Dozens detained at Paris pro-Palestinian university protest

French police detained 86 people following an operation to remove students staging a pro-Palestinian occupation at the Sorbonne university in Paris, prosecutors said Wednesday.

Dozens detained at Paris pro-Palestinian university protest

Those arrested in the police operation on Tuesday night were being held for a variety of public order offences, said the statement.

They include wilful damage, rebellion, violence against a person holding public authority, intrusion into an education establishment and holding a meeting designed to disrupt order. Some are also being held for participation in a group with a view to preparing violence or damage to property.

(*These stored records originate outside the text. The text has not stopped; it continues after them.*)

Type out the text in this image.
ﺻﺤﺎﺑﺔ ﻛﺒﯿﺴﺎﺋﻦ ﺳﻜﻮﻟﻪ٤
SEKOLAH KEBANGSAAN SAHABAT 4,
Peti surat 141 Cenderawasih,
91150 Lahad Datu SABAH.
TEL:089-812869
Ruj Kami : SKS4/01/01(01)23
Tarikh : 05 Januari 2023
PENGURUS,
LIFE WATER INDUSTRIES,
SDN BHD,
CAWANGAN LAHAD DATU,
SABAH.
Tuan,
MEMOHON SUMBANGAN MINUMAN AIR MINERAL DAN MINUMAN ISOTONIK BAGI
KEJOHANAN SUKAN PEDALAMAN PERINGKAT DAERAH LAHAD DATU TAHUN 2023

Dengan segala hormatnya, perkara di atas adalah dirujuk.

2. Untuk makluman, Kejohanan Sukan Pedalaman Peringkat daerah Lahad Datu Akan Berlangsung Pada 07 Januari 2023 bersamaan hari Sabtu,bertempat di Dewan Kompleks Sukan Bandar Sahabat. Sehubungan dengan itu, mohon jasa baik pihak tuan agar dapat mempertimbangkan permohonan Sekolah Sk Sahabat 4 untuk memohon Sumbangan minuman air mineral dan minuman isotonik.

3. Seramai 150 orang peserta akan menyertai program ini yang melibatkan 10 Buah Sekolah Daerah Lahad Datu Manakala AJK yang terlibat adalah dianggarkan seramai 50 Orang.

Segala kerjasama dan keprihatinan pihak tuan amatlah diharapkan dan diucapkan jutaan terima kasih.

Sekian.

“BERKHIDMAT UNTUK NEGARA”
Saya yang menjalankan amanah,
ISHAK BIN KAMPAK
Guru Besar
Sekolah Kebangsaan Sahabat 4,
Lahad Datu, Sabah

They can be held for an initial 24 hours, which can then be extended another 24 hours.

The day before police moved in, Prime Minister Gabriel Attal said there would never be a right to disrupt France’s universities with such protests.

Police acted after about 100 students had been occupying a lecture theatre for two hours in “solidarity” with the people of Gaza, an AFP journalist on site noted.

Tuesday night’s police operation at the Sorbonne – and at another university on Paris’s Left Bank, Science Po university – followed interventions to end similar protests at the end of April.

Students at universities in several European countries have followed the actions on US campuses where demonstrators have occupied halls and facilities to demand an end to partnerships with Israeli institutions because of Israel’s punishing assault on Gaza.

Police have also intervened to clear campuses in the United States, Netherlands and Switzerland.

Palestinian militant group Hamas on October 7th attacked southern Israel, resulting in the deaths of about 1,170 people, mostly civilians, according to an AFP tally of Israeli official figures.

Israel estimates that 129 hostages seized on October 7th, out of the 253 taken, are still being held in Gaza, including 34 the military says are dead.

Israel’s retaliatory offensive has killed at least 34,789 people in Gaza, mostly women and children, according to the health ministry in the Hamas-run besieged Palestinian territory.